Откуда во мне взялась такая убежденность? Возможно, из опыта, из бесконечного повторения наблюдений над тем, как происходят события в действительности. Просто произошло накопление наблюдений и перешло в качественный скачок, родивший не осознанное мною понятие о причине. И теперь, поскольку я не осознаю это понятие, но владею им, мне кажется, что это закон природы.
Но возможно и другое, дополнительно к этому: я могу осознавать самого себя, свое сознание, состояние своей души как некую среду, которая не предполагает своего существования без причины, без чего-то, что вызывает в ней движения. Я просто знаю по собственному опыту, что не смогу начать ни одного движения сознания, если не будет какой-то причины, потому что сознание стремится к покою. И это тоже из опыта, но из опыта наблюдений над тем, что предшествует самому опыту.
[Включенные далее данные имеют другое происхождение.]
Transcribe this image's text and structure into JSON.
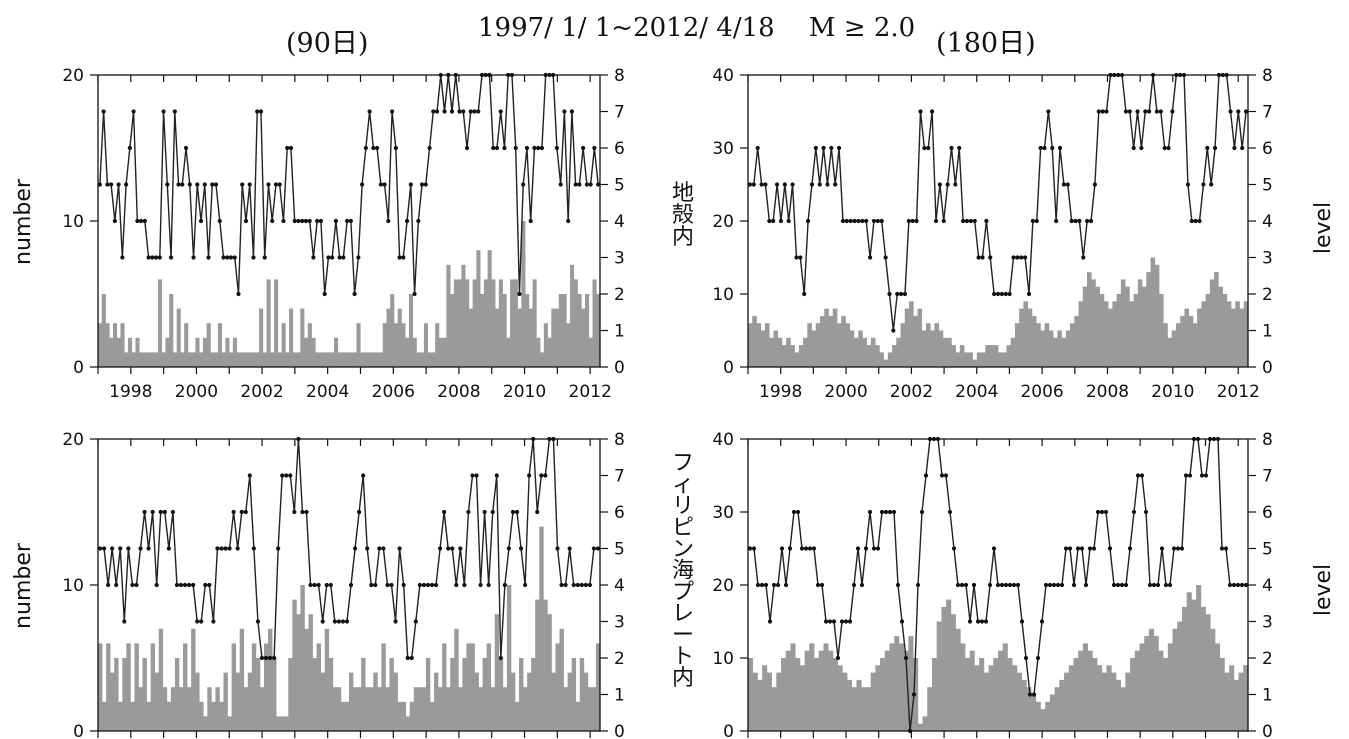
{
  "figure": {
    "title": "1997/ 1/ 1~2012/ 4/18　 M ≥ 2.0",
    "left_window": "(90日)",
    "right_window": "(180日)",
    "region_crust": "地殻内",
    "region_plate": "フィリピン海プレート内",
    "left_axis_label": "number",
    "right_axis_label": "level"
  },
  "chart_data": [
    {
      "id": "crust-90",
      "type": "bar",
      "x_range": [
        1997.0,
        2012.3
      ],
      "x_ticks": [
        "1998",
        "2000",
        "2002",
        "2004",
        "2006",
        "2008",
        "2010",
        "2012"
      ],
      "ylim": [
        0,
        20
      ],
      "yticks": [
        0,
        10,
        20
      ],
      "ylim_right": [
        0,
        8
      ],
      "yticks_right": [
        0,
        1,
        2,
        3,
        4,
        5,
        6,
        7,
        8
      ],
      "ylabel": "number",
      "ylabel_right": "level",
      "counts": [
        3,
        5,
        3,
        2,
        3,
        2,
        3,
        1,
        2,
        1,
        2,
        1,
        1,
        1,
        1,
        1,
        6,
        1,
        2,
        5,
        1,
        4,
        1,
        3,
        1,
        1,
        2,
        1,
        2,
        3,
        1,
        1,
        3,
        1,
        2,
        1,
        2,
        1,
        1,
        1,
        1,
        1,
        1,
        4,
        1,
        6,
        1,
        6,
        1,
        3,
        1,
        4,
        1,
        1,
        4,
        2,
        3,
        2,
        1,
        1,
        1,
        1,
        1,
        2,
        1,
        1,
        1,
        1,
        1,
        3,
        1,
        1,
        1,
        1,
        1,
        1,
        3,
        4,
        5,
        3,
        4,
        3,
        2,
        5,
        2,
        1,
        1,
        3,
        1,
        1,
        3,
        2,
        2,
        7,
        5,
        6,
        6,
        7,
        6,
        4,
        6,
        8,
        5,
        6,
        8,
        6,
        4,
        6,
        5,
        2,
        6,
        6,
        4,
        10,
        5,
        4,
        6,
        2,
        1,
        3,
        2,
        4,
        4,
        5,
        5,
        3,
        7,
        6,
        5,
        4,
        5,
        2,
        6,
        5
      ],
      "levels": [
        5,
        7,
        5,
        5,
        4,
        5,
        3,
        5,
        6,
        7,
        4,
        4,
        4,
        3,
        3,
        3,
        3,
        7,
        5,
        3,
        7,
        5,
        5,
        6,
        5,
        3,
        5,
        4,
        5,
        3,
        5,
        5,
        4,
        3,
        3,
        3,
        3,
        2,
        5,
        4,
        5,
        3,
        7,
        7,
        3,
        5,
        4,
        5,
        5,
        4,
        6,
        6,
        4,
        4,
        4,
        4,
        4,
        3,
        4,
        4,
        2,
        3,
        3,
        4,
        3,
        3,
        4,
        4,
        2,
        3,
        5,
        6,
        7,
        6,
        6,
        5,
        5,
        4,
        7,
        6,
        3,
        3,
        4,
        5,
        2,
        4,
        5,
        5,
        6,
        7,
        7,
        8,
        7,
        8,
        7,
        8,
        7,
        7,
        6,
        7,
        7,
        7,
        8,
        8,
        8,
        6,
        6,
        7,
        6,
        8,
        8,
        6,
        2,
        5,
        6,
        4,
        6,
        6,
        6,
        8,
        8,
        8,
        6,
        5,
        7,
        4,
        7,
        5,
        5,
        6,
        5,
        5,
        6,
        5
      ]
    },
    {
      "id": "crust-180",
      "type": "bar",
      "x_range": [
        1997.0,
        2012.3
      ],
      "x_ticks": [
        "1998",
        "2000",
        "2002",
        "2004",
        "2006",
        "2008",
        "2010",
        "2012"
      ],
      "ylim": [
        0,
        40
      ],
      "yticks": [
        0,
        10,
        20,
        30,
        40
      ],
      "ylim_right": [
        0,
        8
      ],
      "yticks_right": [
        0,
        1,
        2,
        3,
        4,
        5,
        6,
        7,
        8
      ],
      "ylabel": "",
      "ylabel_right": "level",
      "counts": [
        6,
        7,
        6,
        5,
        6,
        4,
        5,
        4,
        3,
        4,
        3,
        2,
        3,
        4,
        6,
        5,
        6,
        7,
        8,
        7,
        8,
        6,
        7,
        6,
        5,
        4,
        5,
        4,
        3,
        4,
        3,
        2,
        1,
        2,
        3,
        4,
        6,
        8,
        9,
        7,
        8,
        5,
        6,
        5,
        6,
        5,
        4,
        4,
        3,
        2,
        3,
        2,
        2,
        1,
        2,
        2,
        3,
        3,
        3,
        2,
        2,
        3,
        4,
        6,
        8,
        9,
        8,
        7,
        6,
        5,
        6,
        5,
        4,
        5,
        4,
        5,
        6,
        7,
        9,
        11,
        13,
        12,
        11,
        10,
        9,
        8,
        9,
        10,
        12,
        11,
        9,
        10,
        12,
        11,
        13,
        15,
        14,
        10,
        6,
        4,
        5,
        6,
        7,
        8,
        7,
        6,
        8,
        9,
        10,
        12,
        13,
        11,
        10,
        9,
        8,
        9,
        8,
        9
      ],
      "levels": [
        5,
        5,
        6,
        5,
        5,
        4,
        4,
        5,
        4,
        5,
        4,
        5,
        3,
        3,
        2,
        4,
        5,
        6,
        5,
        6,
        5,
        6,
        5,
        6,
        4,
        4,
        4,
        4,
        4,
        4,
        4,
        3,
        4,
        4,
        4,
        3,
        2,
        1,
        2,
        2,
        2,
        4,
        4,
        4,
        7,
        6,
        6,
        7,
        4,
        5,
        4,
        5,
        6,
        5,
        6,
        4,
        4,
        4,
        4,
        3,
        3,
        4,
        3,
        2,
        2,
        2,
        2,
        2,
        3,
        3,
        3,
        3,
        2,
        4,
        4,
        6,
        6,
        7,
        6,
        4,
        6,
        5,
        5,
        4,
        4,
        4,
        3,
        4,
        4,
        5,
        7,
        7,
        7,
        8,
        8,
        8,
        8,
        7,
        7,
        6,
        7,
        6,
        7,
        7,
        8,
        7,
        7,
        6,
        6,
        7,
        8,
        8,
        8,
        5,
        4,
        4,
        4,
        5,
        6,
        5,
        6,
        8,
        8,
        8,
        7,
        6,
        7,
        6,
        7
      ]
    },
    {
      "id": "plate-90",
      "type": "bar",
      "x_range": [
        1997.0,
        2012.3
      ],
      "x_ticks": [],
      "ylim": [
        0,
        20
      ],
      "yticks": [
        0,
        10,
        20
      ],
      "ylim_right": [
        0,
        8
      ],
      "yticks_right": [
        0,
        1,
        2,
        3,
        4,
        5,
        6,
        7,
        8
      ],
      "ylabel": "number",
      "ylabel_right": "",
      "counts": [
        6,
        2,
        6,
        4,
        5,
        2,
        5,
        6,
        2,
        6,
        3,
        5,
        2,
        6,
        4,
        7,
        3,
        2,
        3,
        5,
        3,
        6,
        3,
        7,
        4,
        2,
        1,
        3,
        2,
        3,
        2,
        4,
        1,
        6,
        4,
        7,
        3,
        4,
        6,
        5,
        3,
        6,
        7,
        5,
        1,
        1,
        1,
        5,
        9,
        8,
        10,
        7,
        8,
        5,
        6,
        4,
        7,
        5,
        3,
        3,
        2,
        2,
        4,
        3,
        3,
        5,
        3,
        3,
        4,
        3,
        6,
        3,
        5,
        4,
        2,
        2,
        1,
        2,
        3,
        3,
        3,
        5,
        2,
        4,
        3,
        6,
        3,
        5,
        7,
        3,
        5,
        6,
        6,
        4,
        3,
        5,
        6,
        3,
        8,
        5,
        3,
        10,
        4,
        2,
        5,
        3,
        4,
        5,
        9,
        14,
        9,
        8,
        4,
        6,
        7,
        3,
        4,
        5,
        2,
        5,
        4,
        3,
        3,
        6
      ],
      "levels": [
        5,
        5,
        4,
        5,
        4,
        5,
        3,
        5,
        4,
        4,
        5,
        6,
        5,
        6,
        4,
        6,
        6,
        5,
        6,
        4,
        4,
        4,
        4,
        4,
        3,
        3,
        4,
        4,
        3,
        5,
        5,
        5,
        5,
        6,
        5,
        6,
        6,
        7,
        5,
        3,
        2,
        2,
        2,
        2,
        5,
        7,
        7,
        7,
        6,
        8,
        6,
        6,
        4,
        4,
        4,
        3,
        4,
        4,
        3,
        3,
        3,
        3,
        4,
        5,
        6,
        7,
        5,
        4,
        4,
        5,
        5,
        4,
        4,
        3,
        5,
        4,
        2,
        2,
        3,
        4,
        4,
        4,
        4,
        4,
        5,
        6,
        5,
        5,
        4,
        5,
        4,
        6,
        7,
        7,
        4,
        6,
        4,
        6,
        7,
        2,
        4,
        5,
        6,
        6,
        5,
        4,
        7,
        8,
        6,
        7,
        7,
        8,
        8,
        5,
        4,
        4,
        5,
        4,
        4,
        4,
        4,
        4,
        5,
        5
      ]
    },
    {
      "id": "plate-180",
      "type": "bar",
      "x_range": [
        1997.0,
        2012.3
      ],
      "x_ticks": [],
      "ylim": [
        0,
        40
      ],
      "yticks": [
        0,
        10,
        20,
        30,
        40
      ],
      "ylim_right": [
        0,
        8
      ],
      "yticks_right": [
        0,
        1,
        2,
        3,
        4,
        5,
        6,
        7,
        8
      ],
      "ylabel": "",
      "ylabel_right": "level",
      "counts": [
        10,
        8,
        7,
        9,
        8,
        6,
        8,
        10,
        11,
        12,
        10,
        9,
        11,
        12,
        10,
        11,
        12,
        11,
        10,
        9,
        8,
        7,
        6,
        7,
        6,
        6,
        8,
        9,
        10,
        11,
        12,
        13,
        12,
        11,
        13,
        10,
        1,
        2,
        6,
        10,
        15,
        17,
        18,
        16,
        14,
        12,
        10,
        11,
        9,
        10,
        8,
        9,
        10,
        11,
        12,
        10,
        9,
        8,
        7,
        6,
        5,
        4,
        3,
        4,
        5,
        6,
        7,
        8,
        9,
        10,
        11,
        12,
        11,
        10,
        9,
        8,
        9,
        8,
        7,
        6,
        8,
        10,
        11,
        12,
        13,
        14,
        13,
        11,
        10,
        12,
        14,
        15,
        17,
        19,
        18,
        20,
        17,
        16,
        14,
        12,
        10,
        8,
        9,
        7,
        8,
        9
      ],
      "levels": [
        5,
        5,
        4,
        4,
        4,
        3,
        4,
        4,
        5,
        4,
        5,
        6,
        6,
        5,
        5,
        5,
        5,
        4,
        4,
        3,
        3,
        3,
        2,
        3,
        3,
        3,
        4,
        5,
        4,
        5,
        6,
        5,
        5,
        6,
        6,
        6,
        6,
        4,
        3,
        2,
        0,
        1,
        4,
        6,
        7,
        8,
        8,
        8,
        7,
        7,
        6,
        5,
        4,
        4,
        4,
        3,
        4,
        3,
        3,
        3,
        4,
        5,
        4,
        4,
        4,
        4,
        4,
        4,
        3,
        2,
        1,
        1,
        2,
        3,
        4,
        4,
        4,
        4,
        4,
        5,
        5,
        4,
        5,
        5,
        4,
        5,
        5,
        6,
        6,
        6,
        5,
        4,
        4,
        4,
        4,
        5,
        6,
        7,
        7,
        6,
        4,
        4,
        4,
        5,
        4,
        4,
        5,
        5,
        5,
        7,
        7,
        8,
        8,
        7,
        7,
        8,
        8,
        8,
        5,
        5,
        4,
        4,
        4,
        4,
        4
      ]
    }
  ]
}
Конечно, я не сразу понимаю, что устроен так, что мне нужно нечто, что явится толчком для действий, конечно, я прихожу к этому осознанию через опыт самосозерцания, причем в быту, во множестве самых обычных дел. Но опыт тут – не более чем прибор, нечто добавленное ко мне. Само такое устройство моей природы существует до него, оно приходит со мной, как данность, и можно сказать, как впечатанная в природу души идея. Одна из тех самых врожденных идей, о которых говорил Декарт и с существованием которых спорил Локк.
Кант движется от чистого разума в сторону практического, то есть к объяснению нашего поведения и нравственности. И суть его рассуждения сводится к вопросу, который задавали некоторые из хороших психологов: можем ли мы надеяться, что психология станет точной наукой, а прикладник сумеет решать психологические задачи с не меньшей уверенностью, чем математические или физические. Вот что обосновывает Кант через понятие воли и закон причинности.
«Следовательно, все действия естественных причин во временной последовательности сами в свою очередь суть результаты, которые точно так же предполагают причины во временном ряду. От причинной связи явлений нельзя ожидать первоначального действия, благодаря которому происходит нечто такое, чего не было бы раньше» (Там же, с.333).
Это скрытый спор с Лейбницем, Спинозой и Декартом. Точнее даже, Кант тут принял участие в споре Лейбница со Спинозой по поводу Декарта. Декарт, с одной стороны, заявил, что конечной точкой всех рассуждений окажется Бог, а с другой – сам же объявил в своей психологии, что душа способна управлять телом, как наездник лошадью. То есть быть причиной его поведения. На это Лейбниц ответил с возмущением. И для него и для Спинозы было бесспорно, что зависимость души и тела близка к математической, а значит, должна быть такой же жесткой по логике построений.
Декарт оказался непоследователен и предал математичность своих собственных исходных построений, на которые и купились великие семнадцатого века. Декарт сумел отменить самого себя просто потому, что в жизни не так, как он написал. Они же, всячески споря с ним, остались верны букве рассудочного построения, почему их век и был назван веком рацио.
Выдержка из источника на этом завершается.